Norwegian Air CEO says summer bookings strong, well covered with pilots

OSLO (Reuters) - The CEO of budget carrier Norwegian Air NWC.OL, under pressure to staff its fleet as it ramps up transatlantic business, said the airline has "more than enough" pilots to cover strong bookings this summer.

FILE PHOTO: Bjorn Kjos, CEO of Norwegian Group, speaks during the presentation of Norwegian Air first low cost transatlantic flight service from Argentina at Ezeiza airport in Buenos Aires, Argentina, March 8, 2018. REUTERS/Marcos Brindicci/File Photo

The company, which has been courted by British Airways owner IAG ICAG.L, struggled last summer to have enough pilots on duty and had to lease extra planes and staff, which weighed on its bottom line.

“We have more than enough pilots this year and we have hired many pilots that we have trained up. We are very well covered for the summer,” CEO Bjoern Kjos told Reuters.

Asked whether bookings for the busy summer season were strong, Kjos said: “Yes.”

Norwegian Air shares rose by as much as 10 percent before closing 1.25 percent up, against a 0.75 percent decline for the Oslo benchmark index .OSEBX.

Ryanair RYA.I last year approached Norwegian with a proposal to take a stake of about 20 percent in the Oslo-listed carrier, a source with close knowledge of the discussion told Reuters separately.

Europe’s largest and third-largest low-cost airlines respectively, Ryanair and Norwegian compete for passengers as well as pilots and crews across the continent.

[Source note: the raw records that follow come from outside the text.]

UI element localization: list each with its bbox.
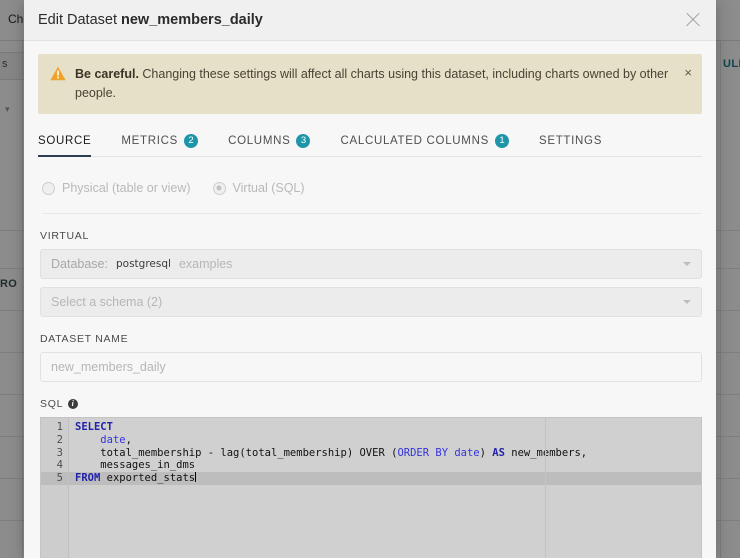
sql-token: total_membership - lag(total_membership) (75, 446, 360, 459)
tab-metrics-label: METRICS (121, 135, 179, 147)
dataset-name-label: DATASET NAME (40, 333, 129, 345)
text-cursor (195, 472, 197, 483)
sql-token: messages_in_dms (75, 459, 196, 472)
code-line: messages_in_dms (75, 459, 701, 472)
warning-bold: Be careful. (75, 67, 139, 81)
line-number: 4 (56, 459, 63, 472)
sql-editor-code[interactable]: SELECT date, total_membership - lag(tota… (69, 418, 701, 558)
code-line: SELECT (75, 421, 701, 434)
warning-text: Be careful. Changing these settings will… (75, 65, 674, 103)
line-number: 2 (56, 433, 63, 446)
sql-token: new_members, (504, 446, 588, 459)
database-select-prefix: Database: (51, 257, 108, 271)
sql-token: date (454, 446, 480, 459)
sql-token: ) (479, 446, 493, 459)
line-number: 3 (56, 446, 63, 459)
sql-token: FROM (75, 472, 101, 485)
tab-settings[interactable]: SETTINGS (539, 126, 602, 156)
info-icon[interactable]: i (68, 399, 79, 409)
radio-virtual-dot (212, 181, 226, 195)
edit-dataset-modal: Edit Dataset new_members_daily Be carefu… (24, 0, 716, 558)
warning-message: Changing these settings will affect all … (75, 67, 669, 100)
tab-calculated-columns-label: CALCULATED COLUMNS (340, 135, 489, 147)
tab-columns[interactable]: COLUMNS 3 (228, 126, 311, 156)
sql-label: SQL (40, 398, 64, 410)
tab-source-label: SOURCE (38, 135, 92, 147)
tab-calculated-columns[interactable]: CALCULATED COLUMNS 1 (340, 126, 509, 156)
tab-settings-label: SETTINGS (538, 135, 603, 147)
sql-token: exported_stats (100, 472, 196, 485)
tab-columns-label: COLUMNS (228, 135, 291, 147)
tab-metrics-badge: 2 (184, 134, 199, 148)
tab-calculated-columns-badge: 1 (494, 134, 509, 148)
radio-virtual-label: Virtual (SQL) (232, 181, 305, 195)
code-line: total_membership - lag(total_membership)… (75, 447, 701, 460)
sql-token: AS (492, 446, 505, 459)
sql-token: , (125, 433, 132, 446)
schema-select[interactable]: Select a schema (2) (40, 287, 702, 317)
sql-token: ( (384, 446, 398, 459)
radio-physical-label: Physical (table or view) (62, 181, 191, 195)
database-engine-tag: postgresql (115, 258, 171, 270)
database-select[interactable]: Database: postgresql examples (40, 249, 702, 279)
sql-token: date (100, 433, 126, 446)
chevron-down-icon (683, 262, 691, 266)
modal-header: Edit Dataset new_members_daily (24, 0, 716, 41)
dataset-name-input[interactable]: new_members_daily (40, 352, 702, 382)
modal-title-prefix: Edit Dataset (38, 12, 122, 28)
warning-banner: Be careful. Changing these settings will… (38, 54, 702, 114)
close-icon[interactable] (682, 9, 704, 31)
modal-tabs: SOURCE METRICS 2 COLUMNS 3 CALCULATED CO… (38, 126, 702, 157)
code-line: date, (75, 434, 701, 447)
radio-virtual[interactable]: Virtual (SQL) (212, 181, 305, 195)
line-number: 5 (41, 472, 68, 485)
sql-token: ORDER BY (397, 446, 449, 459)
sql-label-row: SQL i (40, 398, 716, 410)
modal-title-dataset: new_members_daily (121, 12, 263, 28)
schema-select-placeholder: Select a schema (2) (51, 295, 163, 309)
radio-physical[interactable]: Physical (table or view) (42, 181, 191, 195)
radio-physical-dot (42, 181, 55, 195)
tab-columns-badge: 3 (296, 134, 311, 148)
database-select-value: examples (178, 257, 233, 271)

Kjos said there had been contact between the companies, but declined to discuss any details.

“I can confirm that Ryanair has shown interest in Norwegian Air and that I brought it up with the board,” he said.

Ryanair disputed the statement. “There is no truth to these claims. We have not made an approach to Norwegian and we have no interest,” Ryanair said in an emailed statement to Reuters.

IAG last month disclosed it had bought a 4.6 percent stake in Norwegian, but the budget carrier later said it had rejected two takeover proposals.

“What the shareholders should think of is that we are in the initial phase of harvesting significant value following a strong expansion. Our growth will begin to level off in the autumn,” Kjos said.

He declined to say if there had been any more contact with IAG.